There is a great deal to be learned from the South African struggle, its past and present. The Palestinian determination to be free and regain their legitimate rights is beyond question. Today, we need to channel the will and struggle within a larger strategy. We need a leadership with commitment and a vision that is encompassing of the smaller and larger geo-political map. Most of all, there is a need for democratic public forums and structures that allow the majority of Palestinians in their various  places of exile and within Palestine/Israel to participate in debating the current situation and in collectively seeking solutions for the future.

Author's Comments: I am deeply indebted to Marcia Scheepers, her family and friends, particularly Fuzzy Hendricks, for their hospitality, kindness and their willingness to share with me their memories and experiences of their struggle against Apartheid. I am also very grateful to Professors Saliem Patel and Leon Pretorius, both lecturers at the School of Government at the University of Western Cape for their insight and the time they spent in sharing with me their knowledge of the political history and situation in South Africa.
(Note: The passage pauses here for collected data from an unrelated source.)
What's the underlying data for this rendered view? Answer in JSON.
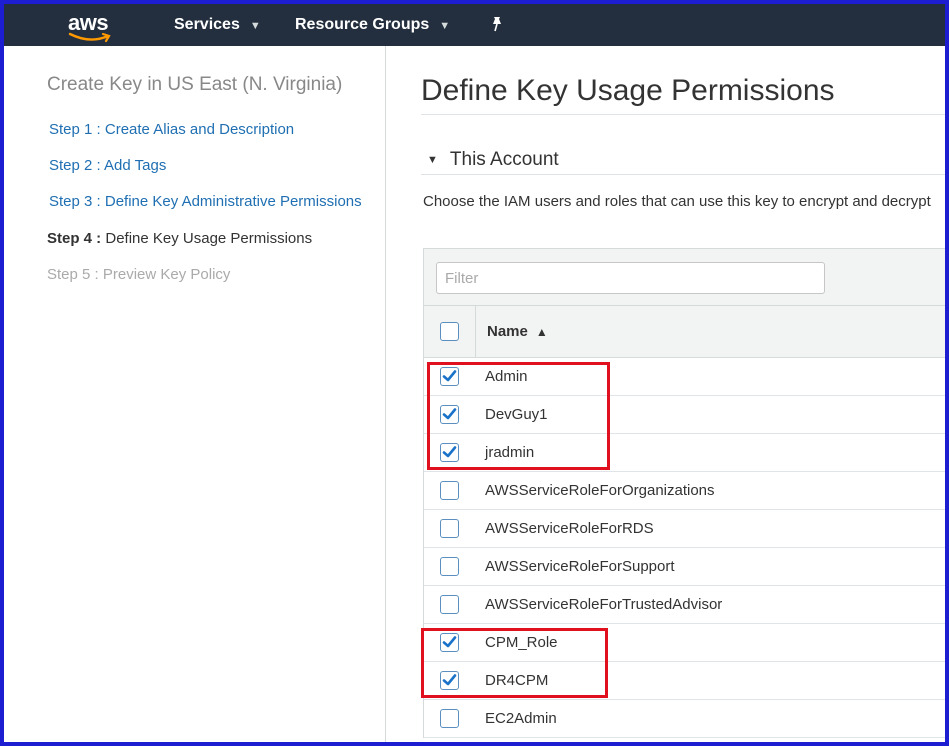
{
  "topnav": {
    "logo": "aws",
    "services_label": "Services",
    "resource_groups_label": "Resource Groups",
    "pin_icon": "pin-icon"
  },
  "sidebar": {
    "title": "Create Key in US East (N. Virginia)",
    "steps": [
      {
        "prefix": "Step 1 :",
        "label": "Create Alias and Description",
        "state": "link"
      },
      {
        "prefix": "Step 2 :",
        "label": "Add Tags",
        "state": "link"
      },
      {
        "prefix": "Step 3 :",
        "label": "Define Key Administrative Permissions",
        "state": "link"
      },
      {
        "prefix": "Step 4 :",
        "label": "Define Key Usage Permissions",
        "state": "current"
      },
      {
        "prefix": "Step 5 :",
        "label": "Preview Key Policy",
        "state": "future"
      }
    ]
  },
  "main": {
    "title": "Define Key Usage Permissions",
    "section_title": "This Account",
    "description": "Choose the IAM users and roles that can use this key to encrypt and decrypt",
    "filter_placeholder": "Filter",
    "column_name": "Name",
    "rows": [
      {
        "name": "Admin",
        "checked": true
      },
      {
        "name": "DevGuy1",
        "checked": true
      },
      {
        "name": "jradmin",
        "checked": true
      },
      {
        "name": "AWSServiceRoleForOrganizations",
        "checked": false
      },
      {
        "name": "AWSServiceRoleForRDS",
        "checked": false
      },
      {
        "name": "AWSServiceRoleForSupport",
        "checked": false
      },
      {
        "name": "AWSServiceRoleForTrustedAdvisor",
        "checked": false
      },
      {
        "name": "CPM_Role",
        "checked": true
      },
      {
        "name": "DR4CPM",
        "checked": true
      },
      {
        "name": "EC2Admin",
        "checked": false
      }
    ]
  },
  "colors": {
    "nav_bg": "#232f3e",
    "link": "#1f6fb2",
    "checkbox": "#1a73c9",
    "highlight": "#e0101f",
    "frame": "#1d1dd1"
  }
}
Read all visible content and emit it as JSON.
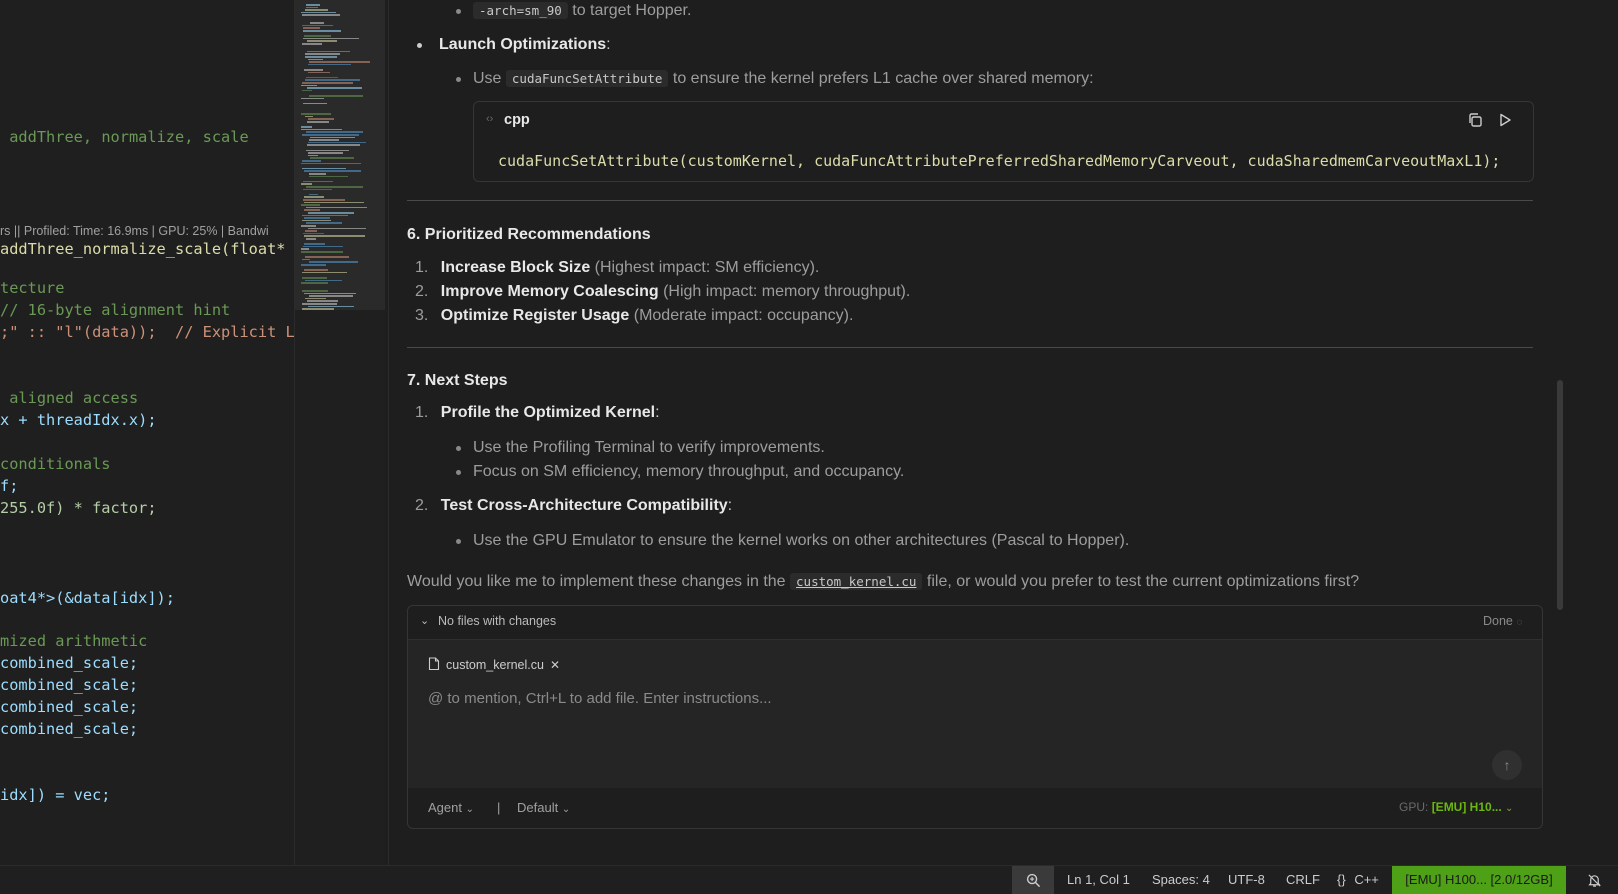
{
  "editor": {
    "codelens": "rs || Profiled: Time: 16.9ms | GPU: 25% | Bandwi",
    "lines": [
      {
        "t": "addThree, normalize, scale",
        "c": "text"
      },
      {
        "t": "addThree_normalize_scale(float* d",
        "c": "fnsig"
      },
      {
        "t": "tecture",
        "c": "comment"
      },
      {
        "t": "// 16-byte alignment hint",
        "c": "comment"
      },
      {
        "t": ";\" :: \"l\"(data));  // Explicit L",
        "c": "asm"
      },
      {
        "t": "aligned access",
        "c": "comment"
      },
      {
        "t": "x + threadIdx.x);",
        "c": "text"
      },
      {
        "t": "conditionals",
        "c": "comment"
      },
      {
        "t": "f;",
        "c": "text"
      },
      {
        "t": "255.0f) * factor;",
        "c": "text"
      },
      {
        "t": "oat4*>(&data[idx]);",
        "c": "text"
      },
      {
        "t": "mized arithmetic",
        "c": "comment"
      },
      {
        "t": "combined_scale;",
        "c": "text"
      },
      {
        "t": "combined_scale;",
        "c": "text"
      },
      {
        "t": "combined_scale;",
        "c": "text"
      },
      {
        "t": "combined_scale;",
        "c": "text"
      },
      {
        "t": "idx]) = vec;",
        "c": "text"
      }
    ]
  },
  "chat": {
    "top_bullet_code": "-arch=sm_90",
    "top_bullet_text": "to target Hopper.",
    "launch_heading": "Launch Optimizations",
    "launch_colon": ":",
    "use_word": "Use",
    "use_code": "cudaFuncSetAttribute",
    "use_rest": "to ensure the kernel prefers L1 cache over shared memory:",
    "codeblock": {
      "lang": "cpp",
      "code": "cudaFuncSetAttribute(customKernel, cudaFuncAttributePreferredSharedMemoryCarveout, cudaSharedmemCarveoutMaxL1);"
    },
    "section6": {
      "title": "6. Prioritized Recommendations",
      "items": [
        {
          "num": "1.",
          "bold": "Increase Block Size",
          "rest": "(Highest impact: SM efficiency)."
        },
        {
          "num": "2.",
          "bold": "Improve Memory Coalescing",
          "rest": "(High impact: memory throughput)."
        },
        {
          "num": "3.",
          "bold": "Optimize Register Usage",
          "rest": "(Moderate impact: occupancy)."
        }
      ]
    },
    "section7": {
      "title": "7. Next Steps",
      "item1": {
        "num": "1.",
        "bold": "Profile the Optimized Kernel",
        "colon": ":"
      },
      "item1_bullets": [
        "Use the Profiling Terminal to verify improvements.",
        "Focus on SM efficiency, memory throughput, and occupancy."
      ],
      "item2": {
        "num": "2.",
        "bold": "Test Cross-Architecture Compatibility",
        "colon": ":"
      },
      "item2_bullets": [
        "Use the GPU Emulator to ensure the kernel works on other architectures (Pascal to Hopper)."
      ]
    },
    "question_pre": "Would you like me to implement these changes in the",
    "question_code": "custom_kernel.cu",
    "question_post": "file, or would you prefer to test the current optimizations first?"
  },
  "composer": {
    "changes_label": "No files with changes",
    "done_label": "Done",
    "file_chip": "custom_kernel.cu",
    "placeholder": "@ to mention, Ctrl+L to add file. Enter instructions...",
    "mode": "Agent",
    "separator": "|",
    "model": "Default",
    "gpu_label": "GPU:",
    "gpu_value": "[EMU] H10..."
  },
  "statusbar": {
    "position": "Ln 1, Col 1",
    "spaces": "Spaces: 4",
    "encoding": "UTF-8",
    "eol": "CRLF",
    "language_icon": "{}",
    "language": "C++",
    "gpu": "[EMU] H100... [2.0/12GB]"
  },
  "colors": {
    "gpu_badge": "#4ea016",
    "comment": "#6a9955",
    "function": "#dcdcaa"
  }
}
I am also indebted to Awatief Daniels and the Immigrant Women's Organization in Cape Town. In addition, I am grateful to all those with whom I spoke and who helped me in learning about South Africa. My visit was kindly facilitated by Lisa Thompson, the post-graduate and publications co-ordinator in the School of Government, and a Ph.D. in international relations from UWC and Naison Ngoma, to whom I am very grateful. The visit gave me the opportunity not only to acquire a better understanding of South Africa, but maybe more significantly about Palestine, by acquiring a wider perspective of struggles in various historical, political and geographical contexts.